Monday, 27 May 2013

NATC is STILL looking for a Head of IT Services

Contributed by Farzana Rasheed

Running a business is all about making decisions. We made the decision to hire 2 expatriates in a single month and unfortunately, not both hires were successful. We had to send one back. 

So, what happened?
What are the lessons?

As you all know we have been rather passionately looking for more qualified and experienced staff. See previous blog post:


We received an application for this post back in December and, after conducting several telephone interviews and a written test over e-mail, we decided to hired the applicant as a hardware expert since he was not qualified for the actual position. We negotiated renumeration; sent contracts back and forth; and, arranged for an airport visa and ticket. The technician, Tauseef Ahmad, arrived sometime in March from Pakistan and, has proved to have the requisite skills and work ethic. He wrote a post introducing himself. He will be handling our maintenance and servicing of equipment as per our various contracts. He is also in charge of any faulty equipment that comes to our workshop for diagnosis and repairs. All in all, it was a good hire and, we are on our way to setting up a very well-equipped workshop. Already Tauseef has upgraded our workshop with new diagnostic tools and, we can now repair faulty motherboards and parts instead of having to replace them entirely. It looks like Tauseef will be successful in his probation and, will work with us long term.

The second hire  - which was for the actual post - was not successful. Incidentally, this person is also from Pakistan. Our decision to hire this person was based on pressures from one of our biggest clients who were not happy with a recent networking job. During a meeting, we were shown the very unprofessional job our staff had done with mounting an equipment rack. Unfortunately, we had not supervised that job and, were thoroughly embarrassed. Around that time we had received an application and, conducted 1 telephone interview and one written test. The applicant passed these tests and, without doing a second and more advanced stage of interviews, we decided to take a risk since all international hires which cannot be conduced in person cannot be assessed the same way in person interviews can be. It was a calculated risk and, we made a decision to hire the applicant. 

Khayam Ali was promptly hired and, unfortunately, soon after he arrived in Liberia, it was clear that he was not the right fit. We were quite disappointed since our impression of this person's skills and attitude towards work did not match reality. Moreover, he had been introduced to all our clients. After about a month, we decided to cut our losses short and, terminate his employment. Khayam has since returned back to Pakistan. 

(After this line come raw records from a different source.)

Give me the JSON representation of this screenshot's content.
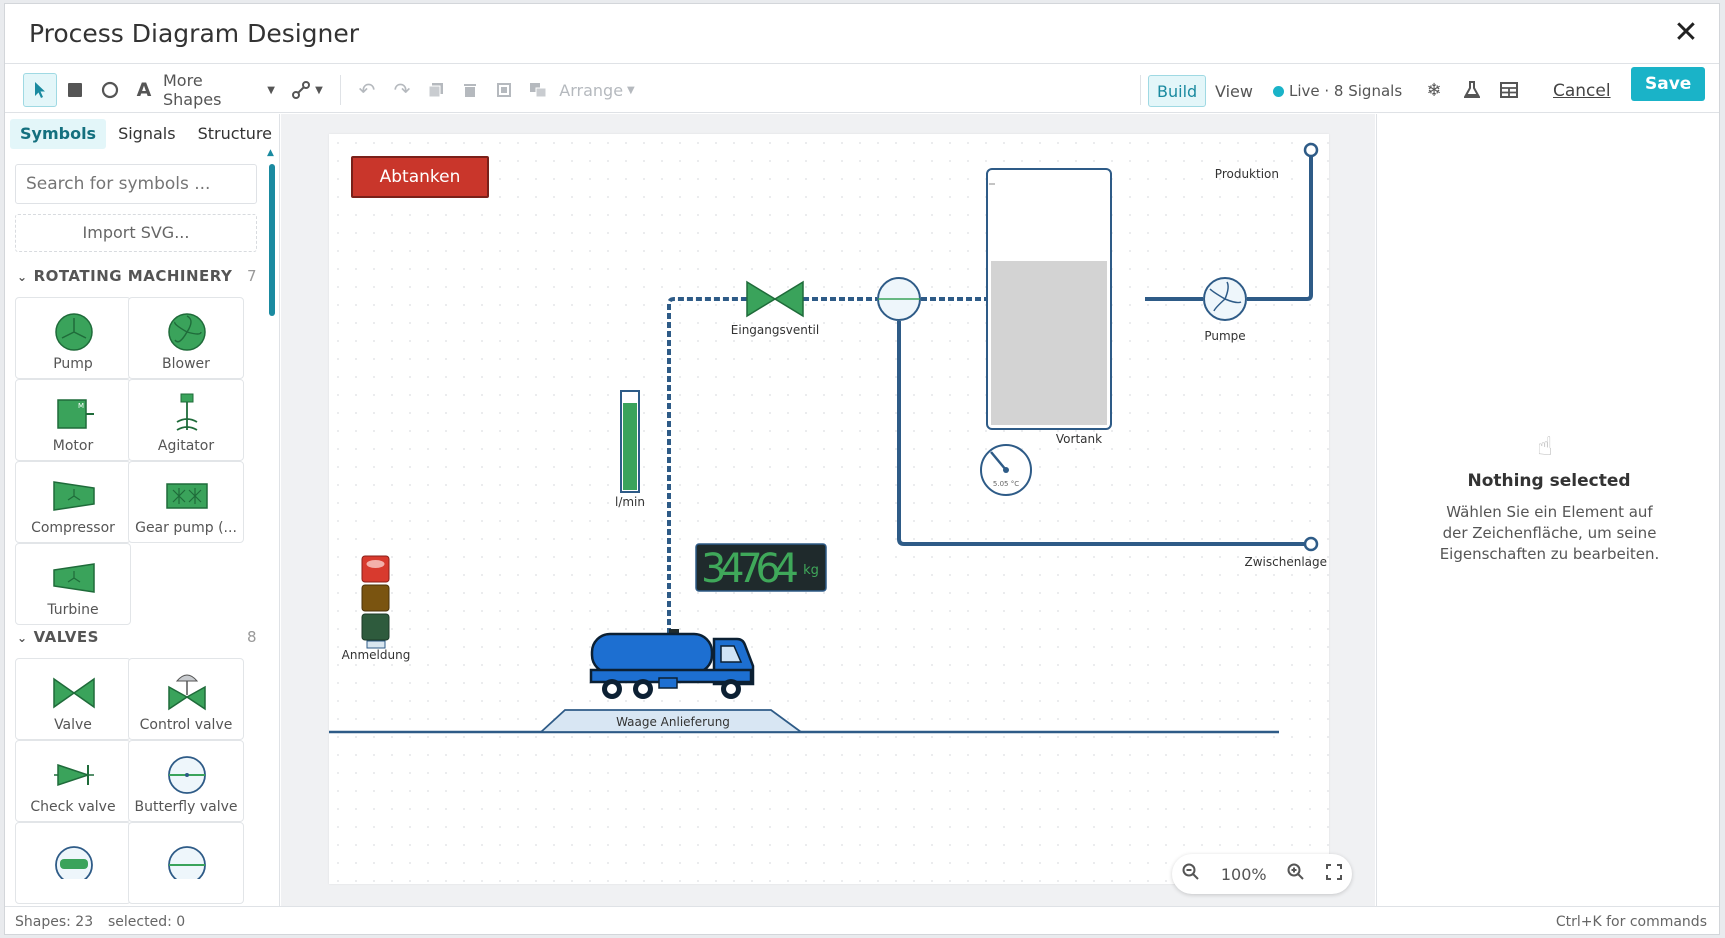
{
  "window": {
    "title": "Process Diagram Designer"
  },
  "toolbar": {
    "more_shapes": "More Shapes",
    "arrange": "Arrange",
    "build": "Build",
    "view": "View",
    "live": "Live · 8 Signals",
    "cancel": "Cancel",
    "save": "Save"
  },
  "left_panel": {
    "tabs": [
      "Symbols",
      "Signals",
      "Structure"
    ],
    "search_placeholder": "Search for symbols ...",
    "import": "Import SVG...",
    "sections": [
      {
        "title": "ROTATING MACHINERY",
        "count": "7",
        "items": [
          "Pump",
          "Blower",
          "Motor",
          "Agitator",
          "Compressor",
          "Gear pump (...",
          "Turbine"
        ]
      },
      {
        "title": "VALVES",
        "count": "8",
        "items": [
          "Valve",
          "Control valve",
          "Check valve",
          "Butterfly valve"
        ]
      }
    ]
  },
  "diagram": {
    "button": "Abtanken",
    "labels": {
      "valve": "Eingangsventil",
      "pump": "Pumpe",
      "tank": "Vortank",
      "out1": "Produktion",
      "out2": "Zwischenlage",
      "flow": "l/min",
      "display_unit": "kg",
      "display_value": "34764",
      "gauge": "5.05 °C",
      "light": "Anmeldung",
      "scale": "Waage Anlieferung"
    },
    "tank_level_fraction": 0.64,
    "flow_level_fraction": 0.9,
    "colors": {
      "pipe": "#2e5b87",
      "green": "#3aa35b",
      "button": "#c9362b"
    }
  },
  "zoom": {
    "value": "100%"
  },
  "right_panel": {
    "title": "Nothing selected",
    "text": "Wählen Sie ein Element auf der Zeichenfläche, um seine Eigenschaften zu bearbeiten."
  },
  "status": {
    "shapes": "Shapes: 23",
    "selected": "selected: 0",
    "hint": "Ctrl+K for commands"
  }
}
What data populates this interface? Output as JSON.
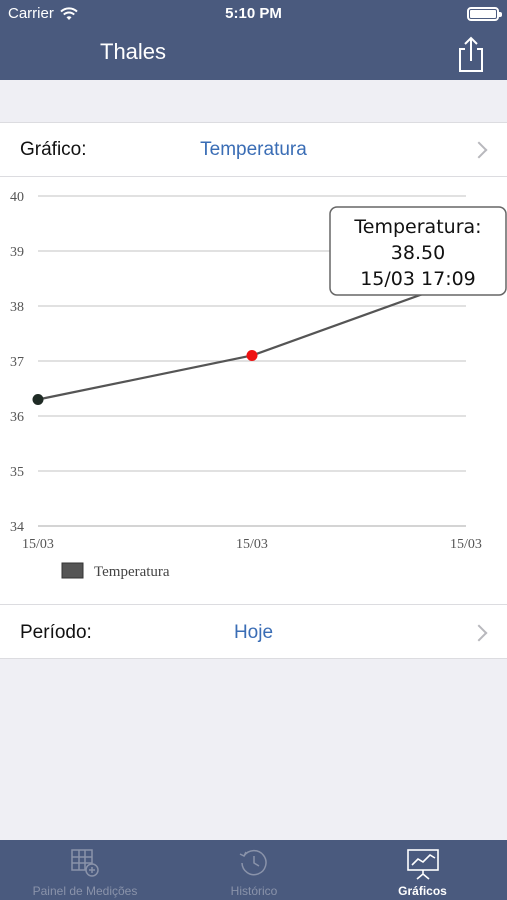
{
  "status_bar": {
    "carrier": "Carrier",
    "time": "5:10 PM"
  },
  "nav": {
    "title": "Thales"
  },
  "grafico_row": {
    "label": "Gráfico:",
    "value": "Temperatura"
  },
  "periodo_row": {
    "label": "Período:",
    "value": "Hoje"
  },
  "tabs": [
    {
      "label": "Painel de Medições",
      "icon": "grid-plus-icon",
      "selected": false
    },
    {
      "label": "Histórico",
      "icon": "clock-icon",
      "selected": false
    },
    {
      "label": "Gráficos",
      "icon": "presentation-chart-icon",
      "selected": true
    }
  ],
  "chart_data": {
    "type": "line",
    "categories": [
      "15/03",
      "15/03",
      "15/03"
    ],
    "series": [
      {
        "name": "Temperatura",
        "values": [
          36.3,
          37.1,
          38.5
        ]
      }
    ],
    "y_ticks": [
      34,
      35,
      36,
      37,
      38,
      39,
      40
    ],
    "x_ticks": [
      "15/03",
      "15/03",
      "15/03"
    ],
    "ylim": [
      34,
      40
    ],
    "grid": true,
    "legend": "bottom-left",
    "highlight_index": 1,
    "tooltip": {
      "title": "Temperatura:",
      "value": "38.50",
      "time": "15/03 17:09"
    },
    "colors": {
      "line": "#555555",
      "first_point": "#1f2b25",
      "highlight_point": "#ee1111",
      "legend_swatch": "#555555"
    }
  }
}
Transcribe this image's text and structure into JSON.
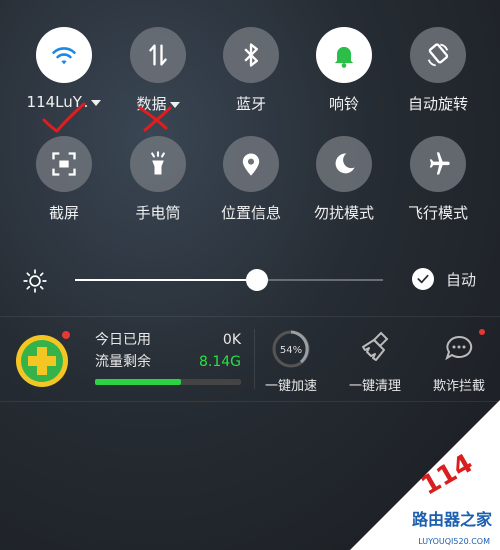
{
  "toggles_row1": [
    {
      "label": "114LuY..",
      "icon": "wifi-icon",
      "on": true,
      "dropdown": true
    },
    {
      "label": "数据",
      "icon": "mobile-data-icon",
      "on": false,
      "dropdown": true
    },
    {
      "label": "蓝牙",
      "icon": "bluetooth-icon",
      "on": false,
      "dropdown": false
    },
    {
      "label": "响铃",
      "icon": "bell-icon",
      "on": true,
      "dropdown": false
    },
    {
      "label": "自动旋转",
      "icon": "auto-rotate-icon",
      "on": false,
      "dropdown": false
    }
  ],
  "toggles_row2": [
    {
      "label": "截屏",
      "icon": "screenshot-icon"
    },
    {
      "label": "手电筒",
      "icon": "flashlight-icon"
    },
    {
      "label": "位置信息",
      "icon": "location-icon"
    },
    {
      "label": "勿扰模式",
      "icon": "moon-icon"
    },
    {
      "label": "飞行模式",
      "icon": "airplane-icon"
    }
  ],
  "brightness": {
    "level": 0.59,
    "auto_label": "自动",
    "auto_checked": true
  },
  "data_widget": {
    "used_label": "今日已用",
    "used_value": "0K",
    "remaining_label": "流量剩余",
    "remaining_value": "8.14G",
    "usage_fraction": 0.59
  },
  "actions": [
    {
      "label": "一键加速",
      "icon": "speed-gauge-icon",
      "badge": "54%"
    },
    {
      "label": "一键清理",
      "icon": "broom-icon"
    },
    {
      "label": "欺诈拦截",
      "icon": "fraud-block-icon"
    }
  ],
  "watermark": {
    "number": "114",
    "title": "路由器之家",
    "url": "LUYOUQI520.COM"
  },
  "colors": {
    "accent_green": "#2ad244",
    "wifi_blue": "#1e88e5",
    "bell_green": "#2bbf4a",
    "badge_red": "#e53935"
  }
}
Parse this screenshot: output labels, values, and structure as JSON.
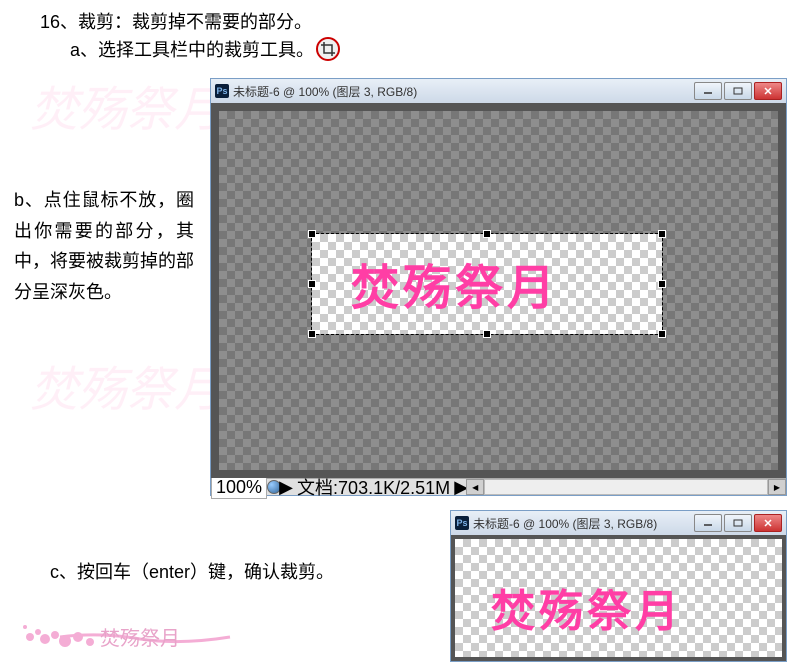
{
  "doc": {
    "heading": "16、裁剪：裁剪掉不需要的部分。",
    "step_a": "a、选择工具栏中的裁剪工具。",
    "step_b": "b、点住鼠标不放，圈出你需要的部分，其中，将要被裁剪掉的部分呈深灰色。",
    "step_c": "c、按回车（enter）键，确认裁剪。"
  },
  "icons": {
    "crop": "crop"
  },
  "window1": {
    "ps_label": "Ps",
    "title": "未标题-6 @ 100% (图层 3, RGB/8)",
    "zoom": "100%",
    "doc_info": "文档:703.1K/2.51M",
    "canvas_text": "焚殇祭月"
  },
  "window2": {
    "ps_label": "Ps",
    "title": "未标题-6 @ 100% (图层 3, RGB/8)",
    "canvas_text": "焚殇祭月"
  },
  "watermark_text": "焚殇祭月"
}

I must say I am rather unimpressed with the communication skills of the expatriate staff despite the fact that English is one of Pakistan's official languages and, would definitely be the language of instruction for a field of study like IT. It also makes me realise that being able to capture your work and convey it in a concise and clear report is a skill not everyone has, Liberia or not! But I will continue to demand it and encourage my staff to improve their written English. 

We are now back to square one and, are still in dire need of a network engineer who can manage all our IT services and also, be able to tackle network issues. 

Running a business requires one to take calculated risks and, make decisions. In hindsight, it is clear that we were too hasty in hiring Khayam and, should have conducted a thorough interview. For instance, with Tauseef, it was very clear that we were only going to get a hardware expert. We were also aware of his limited written English skills and, are pushing him to improve them so he provide accurate reports and call logs. With Khayam, we got over excited and, believed that the first interview and written test were good enough. 

I will have to go back to the drawing board and, try to renew my efforts to find a network engineer. It has not been easy so far and in fact, the advertisement on Escape the City did not yield a single application! Word of mouth, advertisement on LinkedIn, and advertisement on the Google Expats Group Liberia have not been useful either. It is quite frustrating! 

Meanwhile, we will do our best to deliver the most professional, technically sound and efficient services with the staff I have. Which means, I'm always a bit doubtful and, pushing my staff to do a better job.